France Télévisions est le principal diffuseur de sport féminin sur les chaînes gratuites françaises avec 48% de diffusion. En majorité, « les groupes audiovisuels [ont tendance] à diffuser des événements sportifs féminins à forts enjeux sur les chaînes historiques et les événements de moindre attractivité sur les chaînes gratuites secondaires des groupes (France 4, TMC, W9, C8, CStar) ».
Quant aux disciplines sportives féminines les plus diffusées sur des chaînes gratuites, le rapport indique que le football arrive en première place avec 44 % du total sport féminin, suivi par le tennis (13 %), le rugby (16 %), le cyclisme (11 %), le handball (6 %) et le ski (6 %).
Les retransmissions sur chaînes payantes sont très importantes par rapport à celles diffusées sur les chaînes gratuites puisque « 97% du volume horaire total des retransmissions sportives est porté par les chaînes payantes ». Et c’est justement sur ces chaînes-là que le sport féminin est le moins retransmis.
Entre 2018 et 2021, la différence est d’ailleurs flagrante car si sur les chaînes gratuites, la part de sport féminin oscille entre 5,5% et 17,5%, elle se situe entre 3% et 6% sur les chaînes payantes ! La chaîne L’Équipe joue quant à elle les intermédiaires avec un taux de retransmission de sport féminin entre 7% et 10%.

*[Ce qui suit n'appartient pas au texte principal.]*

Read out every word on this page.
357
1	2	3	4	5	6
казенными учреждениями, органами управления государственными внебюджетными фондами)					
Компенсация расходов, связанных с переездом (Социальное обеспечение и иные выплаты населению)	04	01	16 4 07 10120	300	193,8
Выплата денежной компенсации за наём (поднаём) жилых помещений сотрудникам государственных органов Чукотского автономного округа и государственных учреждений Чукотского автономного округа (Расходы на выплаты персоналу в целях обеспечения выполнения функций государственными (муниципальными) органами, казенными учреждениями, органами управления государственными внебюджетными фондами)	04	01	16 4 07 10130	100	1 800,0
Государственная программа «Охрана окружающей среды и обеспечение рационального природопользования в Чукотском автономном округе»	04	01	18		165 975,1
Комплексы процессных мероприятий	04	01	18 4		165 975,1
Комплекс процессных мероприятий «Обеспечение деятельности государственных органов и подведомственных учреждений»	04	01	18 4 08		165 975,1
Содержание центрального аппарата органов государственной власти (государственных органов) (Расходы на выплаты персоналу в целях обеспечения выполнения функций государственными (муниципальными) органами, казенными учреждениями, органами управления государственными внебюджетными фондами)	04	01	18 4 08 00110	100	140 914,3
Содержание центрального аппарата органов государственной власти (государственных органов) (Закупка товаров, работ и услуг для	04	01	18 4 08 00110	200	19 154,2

Afin d’inciter les médias à proposer et diffuser davantage de retransmissions sportives sur leurs antennes, l’Arcom, en partenariat avec le ministère des Sports et des Jeux Olympiques et Paralympiques, et le soutien du ministère chargé de l’Égalité entre les femmes et les hommes, de la Diversité et de l’Égalité des chances, du Comité National Olympique et Sportif Français (CNOSF) et du Comité Paralympique et Sport Français (CPSF), reconduit cette année encore l’opération Sport Féminin Toujours. Celle-ci avait vu le jour pour la première fois en 2014 à la suite d’une étude du Conseil supérieur de l’audiovisuel (CSA) qui mettait en évidence un taux bien trop faible de retransmission de sport féminin. Cette année, l’opération se tiendra du lundi 30 janvier au dimanche 5 février 2023 avec pour thématique « Le sport comme remède » et sera marrainée par la handballeuse internationale Cléopâtre Darleux.
Pendant une semaine, tous les médias participant à l’opération Sport Féminin Toujours (chaînes de télévision, radio, presse écrite et numérique) s’engagent notamment à « mettre en valeur le parcours de femmes dont la pratique sportive, professionnelle ou amatrice, a joué un rôle majeur dans la guérison, la reconstruction ou l’émancipation », comme l’indique le dossier de presse publié ce jeudi 26 janvier, à l’occasion de la conférence de lancement de l’opération.
L’opération a d’ores et déjà commencé sur les réseaux sociaux avec l’invitation de l’Arcom à mettre en avant les sportives/expertes qui donnent envie chaque jour de voir plus de sport au féminin, à l’antenne et dans les instances dirigeantes.
A la vue des résultats toujours aussi faibles diffusés dans le rapport de l’Arcom, cette semaine de mise en avant du sport féminin est évidemment une belle vitrine et un bon moyen de le médiatiser. Cependant, il est important que cela perdure afin de ne pas se contenter d’un si faible taux de représentation de sport féminin qui, malgré une augmentation significative depuis plusieurs années, reste encore bien trop insuffisant.